Auf Gegenargumente läßt sich die Begründung kaum ein: So heißt es zum Vergleich mit anderen Altersgrenzen des deutschen Rechts, hieraus ergäben sich keine eindeutigen Anhaltspunkte; beispielhaft angeführt werden dann Berechtigungen wie die zur Entscheidung über das religiöse Bekenntnis, die bereits mit 14 oder 15 Jahren erlangt werden. Als Argument für die These, eine Übereinstimmung von Wahlalter und Volljährigkeit sei nicht erforderlich, wird lediglich auf das Auseinanderfallen beider in der Zeit von 1970 bis 1975 hingewiesen, als das aktive Wahlrecht zum Deutschen Bundestag auf 18 Jahre gesenkt worden war, die Volljährigkeit aber weiterhin erst mit 21 Jahren eintrat.

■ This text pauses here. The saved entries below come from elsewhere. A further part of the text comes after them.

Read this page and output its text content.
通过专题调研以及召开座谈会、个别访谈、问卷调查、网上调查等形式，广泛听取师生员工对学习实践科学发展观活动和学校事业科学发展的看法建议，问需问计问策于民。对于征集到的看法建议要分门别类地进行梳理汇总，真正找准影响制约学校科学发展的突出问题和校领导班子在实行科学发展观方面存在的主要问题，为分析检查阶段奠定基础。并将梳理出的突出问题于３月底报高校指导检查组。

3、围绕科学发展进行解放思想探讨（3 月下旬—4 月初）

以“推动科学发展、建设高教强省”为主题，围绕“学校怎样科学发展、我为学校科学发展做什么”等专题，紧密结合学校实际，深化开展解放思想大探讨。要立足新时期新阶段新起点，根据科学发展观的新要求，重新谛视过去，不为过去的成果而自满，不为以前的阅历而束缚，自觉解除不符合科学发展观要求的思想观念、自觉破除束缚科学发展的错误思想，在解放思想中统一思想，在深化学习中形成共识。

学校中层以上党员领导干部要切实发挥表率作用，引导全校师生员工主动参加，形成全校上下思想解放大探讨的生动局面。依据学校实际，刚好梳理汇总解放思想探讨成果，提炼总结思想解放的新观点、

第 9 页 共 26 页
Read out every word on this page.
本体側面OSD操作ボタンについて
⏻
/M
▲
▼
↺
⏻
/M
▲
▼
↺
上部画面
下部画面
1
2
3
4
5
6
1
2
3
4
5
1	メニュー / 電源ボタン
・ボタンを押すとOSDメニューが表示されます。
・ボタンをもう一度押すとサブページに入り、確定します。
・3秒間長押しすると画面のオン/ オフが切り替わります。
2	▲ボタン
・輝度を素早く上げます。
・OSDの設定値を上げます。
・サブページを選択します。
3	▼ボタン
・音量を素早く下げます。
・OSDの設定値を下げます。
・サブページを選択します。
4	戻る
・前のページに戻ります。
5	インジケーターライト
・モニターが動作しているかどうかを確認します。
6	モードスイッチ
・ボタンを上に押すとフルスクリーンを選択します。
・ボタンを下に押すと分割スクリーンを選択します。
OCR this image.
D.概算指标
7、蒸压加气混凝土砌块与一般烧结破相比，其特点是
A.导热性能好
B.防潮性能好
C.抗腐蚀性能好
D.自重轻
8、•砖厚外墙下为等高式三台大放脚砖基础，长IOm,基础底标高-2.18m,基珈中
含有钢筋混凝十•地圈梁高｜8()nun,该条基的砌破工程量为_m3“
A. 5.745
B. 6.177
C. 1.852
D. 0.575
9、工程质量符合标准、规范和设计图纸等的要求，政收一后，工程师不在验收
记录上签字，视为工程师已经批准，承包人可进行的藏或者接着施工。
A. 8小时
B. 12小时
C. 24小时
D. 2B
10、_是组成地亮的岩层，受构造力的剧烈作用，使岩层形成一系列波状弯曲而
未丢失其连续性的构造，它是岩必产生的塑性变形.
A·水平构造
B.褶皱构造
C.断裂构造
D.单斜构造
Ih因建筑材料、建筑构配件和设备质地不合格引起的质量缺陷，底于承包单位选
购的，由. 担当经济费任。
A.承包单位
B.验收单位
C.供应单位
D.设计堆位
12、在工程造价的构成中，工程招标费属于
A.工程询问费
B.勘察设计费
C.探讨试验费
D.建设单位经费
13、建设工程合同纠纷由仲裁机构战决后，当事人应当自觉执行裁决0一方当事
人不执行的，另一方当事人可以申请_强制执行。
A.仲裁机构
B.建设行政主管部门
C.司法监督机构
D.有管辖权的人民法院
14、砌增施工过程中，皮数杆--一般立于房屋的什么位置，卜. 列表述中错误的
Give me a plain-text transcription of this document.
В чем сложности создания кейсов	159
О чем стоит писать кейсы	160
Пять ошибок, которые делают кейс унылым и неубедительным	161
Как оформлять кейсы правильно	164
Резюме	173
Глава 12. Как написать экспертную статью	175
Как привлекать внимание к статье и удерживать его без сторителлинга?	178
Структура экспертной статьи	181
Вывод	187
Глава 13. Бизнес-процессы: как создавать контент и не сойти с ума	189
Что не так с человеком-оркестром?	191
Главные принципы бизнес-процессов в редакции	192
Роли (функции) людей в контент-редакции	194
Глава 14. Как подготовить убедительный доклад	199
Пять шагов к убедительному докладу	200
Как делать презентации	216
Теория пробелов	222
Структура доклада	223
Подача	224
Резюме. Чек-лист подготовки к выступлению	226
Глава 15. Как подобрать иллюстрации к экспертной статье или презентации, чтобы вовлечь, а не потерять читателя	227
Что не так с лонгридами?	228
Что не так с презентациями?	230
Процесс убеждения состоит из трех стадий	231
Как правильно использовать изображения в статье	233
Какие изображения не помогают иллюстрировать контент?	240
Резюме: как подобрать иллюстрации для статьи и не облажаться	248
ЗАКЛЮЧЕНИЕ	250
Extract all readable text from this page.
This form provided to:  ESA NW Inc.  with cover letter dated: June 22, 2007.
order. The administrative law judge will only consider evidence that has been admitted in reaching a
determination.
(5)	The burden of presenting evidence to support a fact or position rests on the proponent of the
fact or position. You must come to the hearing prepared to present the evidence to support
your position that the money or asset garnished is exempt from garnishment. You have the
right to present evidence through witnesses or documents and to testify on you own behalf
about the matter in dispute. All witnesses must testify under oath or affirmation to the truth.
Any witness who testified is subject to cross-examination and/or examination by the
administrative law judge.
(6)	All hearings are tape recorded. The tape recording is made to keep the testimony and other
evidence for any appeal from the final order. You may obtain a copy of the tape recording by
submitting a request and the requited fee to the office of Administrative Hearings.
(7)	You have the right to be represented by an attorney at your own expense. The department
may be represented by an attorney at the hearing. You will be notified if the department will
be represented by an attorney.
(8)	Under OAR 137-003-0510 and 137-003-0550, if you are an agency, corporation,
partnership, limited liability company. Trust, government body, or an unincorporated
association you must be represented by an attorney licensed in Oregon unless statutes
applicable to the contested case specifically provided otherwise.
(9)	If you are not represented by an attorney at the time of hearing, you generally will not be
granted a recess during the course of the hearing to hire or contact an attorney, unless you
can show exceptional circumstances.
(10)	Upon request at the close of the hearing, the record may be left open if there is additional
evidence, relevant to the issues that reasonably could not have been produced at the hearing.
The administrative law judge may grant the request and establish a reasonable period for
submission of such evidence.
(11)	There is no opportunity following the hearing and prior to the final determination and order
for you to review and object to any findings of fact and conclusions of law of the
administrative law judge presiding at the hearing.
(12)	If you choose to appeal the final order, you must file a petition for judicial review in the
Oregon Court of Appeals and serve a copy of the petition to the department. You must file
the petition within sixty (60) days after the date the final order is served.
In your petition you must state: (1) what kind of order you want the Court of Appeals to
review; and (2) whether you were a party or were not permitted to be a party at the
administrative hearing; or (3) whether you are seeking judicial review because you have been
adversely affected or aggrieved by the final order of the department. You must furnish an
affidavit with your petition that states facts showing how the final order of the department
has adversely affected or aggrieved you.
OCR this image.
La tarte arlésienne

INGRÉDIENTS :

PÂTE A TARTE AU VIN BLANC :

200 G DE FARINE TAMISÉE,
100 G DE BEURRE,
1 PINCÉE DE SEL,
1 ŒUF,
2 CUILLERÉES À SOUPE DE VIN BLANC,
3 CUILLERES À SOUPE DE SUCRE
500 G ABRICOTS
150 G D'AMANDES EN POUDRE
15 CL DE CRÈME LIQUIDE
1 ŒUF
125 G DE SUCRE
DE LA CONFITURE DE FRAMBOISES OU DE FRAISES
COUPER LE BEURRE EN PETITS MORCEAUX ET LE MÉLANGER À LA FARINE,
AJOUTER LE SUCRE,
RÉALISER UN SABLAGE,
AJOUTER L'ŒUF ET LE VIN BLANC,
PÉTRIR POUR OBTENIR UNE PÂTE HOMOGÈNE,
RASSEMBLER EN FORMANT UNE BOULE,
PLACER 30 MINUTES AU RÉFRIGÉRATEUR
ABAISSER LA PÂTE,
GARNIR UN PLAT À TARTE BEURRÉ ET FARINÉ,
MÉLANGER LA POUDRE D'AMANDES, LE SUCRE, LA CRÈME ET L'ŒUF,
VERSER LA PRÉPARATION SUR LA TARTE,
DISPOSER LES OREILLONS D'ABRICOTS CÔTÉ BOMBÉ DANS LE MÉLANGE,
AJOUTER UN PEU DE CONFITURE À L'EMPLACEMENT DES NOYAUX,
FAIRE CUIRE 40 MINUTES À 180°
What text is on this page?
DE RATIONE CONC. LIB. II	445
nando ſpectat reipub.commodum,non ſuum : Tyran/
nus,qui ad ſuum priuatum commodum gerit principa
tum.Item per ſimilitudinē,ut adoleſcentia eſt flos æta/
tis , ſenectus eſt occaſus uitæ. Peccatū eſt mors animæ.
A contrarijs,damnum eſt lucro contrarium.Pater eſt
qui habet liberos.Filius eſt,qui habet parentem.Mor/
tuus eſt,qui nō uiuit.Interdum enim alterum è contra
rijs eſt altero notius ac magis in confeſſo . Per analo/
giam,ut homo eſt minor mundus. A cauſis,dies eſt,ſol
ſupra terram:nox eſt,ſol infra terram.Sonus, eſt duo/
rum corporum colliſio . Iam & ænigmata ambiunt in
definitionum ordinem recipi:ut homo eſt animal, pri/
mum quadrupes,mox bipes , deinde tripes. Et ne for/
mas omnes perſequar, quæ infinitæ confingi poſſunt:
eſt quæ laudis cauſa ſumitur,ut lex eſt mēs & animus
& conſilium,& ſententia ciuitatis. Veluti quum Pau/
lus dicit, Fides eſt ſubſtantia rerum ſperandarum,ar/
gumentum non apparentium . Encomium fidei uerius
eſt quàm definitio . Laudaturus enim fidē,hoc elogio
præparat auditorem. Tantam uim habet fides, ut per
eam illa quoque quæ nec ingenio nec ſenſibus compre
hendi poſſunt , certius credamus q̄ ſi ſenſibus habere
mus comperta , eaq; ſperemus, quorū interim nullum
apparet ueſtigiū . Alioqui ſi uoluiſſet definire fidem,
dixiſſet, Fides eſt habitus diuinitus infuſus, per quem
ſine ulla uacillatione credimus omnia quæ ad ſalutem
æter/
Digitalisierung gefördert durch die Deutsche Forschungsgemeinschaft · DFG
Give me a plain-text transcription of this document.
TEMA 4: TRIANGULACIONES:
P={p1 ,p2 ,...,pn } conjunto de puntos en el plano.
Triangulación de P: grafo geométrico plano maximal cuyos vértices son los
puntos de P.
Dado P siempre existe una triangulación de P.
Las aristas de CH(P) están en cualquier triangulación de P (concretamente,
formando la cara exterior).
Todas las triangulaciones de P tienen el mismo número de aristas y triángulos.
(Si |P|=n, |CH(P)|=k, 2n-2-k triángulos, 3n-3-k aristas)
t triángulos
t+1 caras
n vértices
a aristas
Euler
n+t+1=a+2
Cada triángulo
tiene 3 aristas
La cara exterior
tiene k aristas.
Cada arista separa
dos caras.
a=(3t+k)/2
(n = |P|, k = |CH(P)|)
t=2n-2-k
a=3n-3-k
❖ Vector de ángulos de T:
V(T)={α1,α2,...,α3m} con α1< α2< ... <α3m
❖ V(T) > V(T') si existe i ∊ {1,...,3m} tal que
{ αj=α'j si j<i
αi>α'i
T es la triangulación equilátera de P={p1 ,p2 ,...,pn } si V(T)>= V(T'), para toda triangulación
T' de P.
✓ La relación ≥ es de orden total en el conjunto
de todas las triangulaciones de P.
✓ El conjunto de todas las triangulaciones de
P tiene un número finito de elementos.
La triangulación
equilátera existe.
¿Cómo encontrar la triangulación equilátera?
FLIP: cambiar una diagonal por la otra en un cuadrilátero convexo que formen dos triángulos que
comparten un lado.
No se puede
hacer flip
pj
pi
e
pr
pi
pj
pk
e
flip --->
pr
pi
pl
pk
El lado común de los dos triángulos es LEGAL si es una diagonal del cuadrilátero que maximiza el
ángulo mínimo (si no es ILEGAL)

Ohne einen genaueren Blick darauf, welche Befugnisse und Befähigungen das Recht in seinen verschiedenen Bereichen Jugendlichen zuspricht, wird sich das Problem jedoch nicht lösen lassen. Denn empirisch ist keine klare Antwort auf  die Frage zu finden, ab welchem Alter ein junger Mensch in der Lage ist, die Tragweite der Stimmabgabe bei einer Parlamentswahl und die politischen Programme der zur Wahl stehenden Parteien zu verstehen. So steht der Beobachtung eines verstärkten gesellschaftlichen Engagements Jugendlicher etwa eine Studie der Universität Hohenheim gegenüber, derzufolge 16jährige ein signifikant schlechteres Verständnis von politischen Zusammenhängen aufweisen als 18jährige.